Thanks for the response. I've revisited the Colab and things are running from start to finish. For whatever reason, I had originally overlooked Cell 2 and never ran it:

#@title Set up working directories and download files/checkpoints. { display-mode: "form" }
# Create directory for storing model weights (2.3GB) and example sequences.
# Here we use the encoder-part of ProtT5-XL-U50 in half-precision (fp16) as 
# it performed best in our benchmarks (also outperforming ProtBERT-BFD).

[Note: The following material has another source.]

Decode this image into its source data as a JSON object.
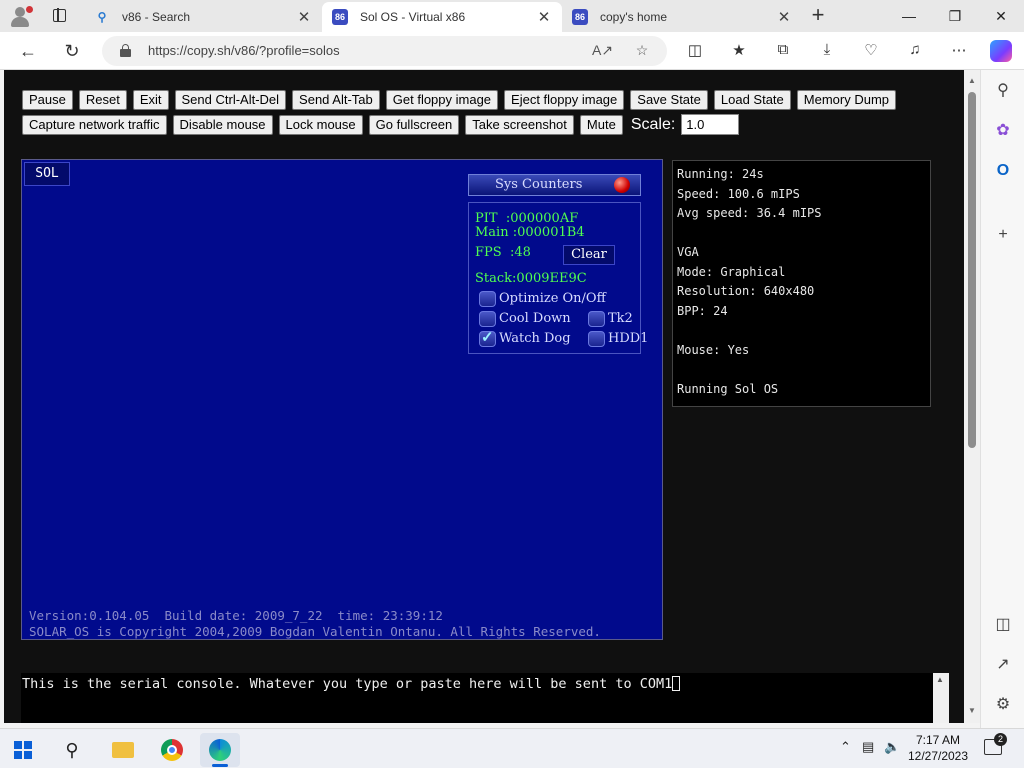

# Also download secondary structure prediction checkpoint to show annotation extraction from embeddings
!mkdir protT5 # root directory for storing checkpoints, results etc
!mkdir protT5/protT5_checkpoint # directory holding the ProtT5 checkpoint
!mkdir protT5/sec_struct_checkpoint # directory storing the supervised classifier's checkpoint
!mkdir protT5/output # directory for storing your embeddings & predictions
!wget -nc -P protT5/ https://rostlab.org/~deepppi/example_seqs.fasta
# Huge kudos to the bio_embeddings team here! We will integrate the new encoder, half-prec ProtT5 checkpoint soon
!wget -nc -P protT5/sec_struct_checkpoint http://data.bioembeddings.com/public/embeddings/feature_models/t5/secstruct_checkpoint.pt

I'm going to close this issue. Thanks for your help.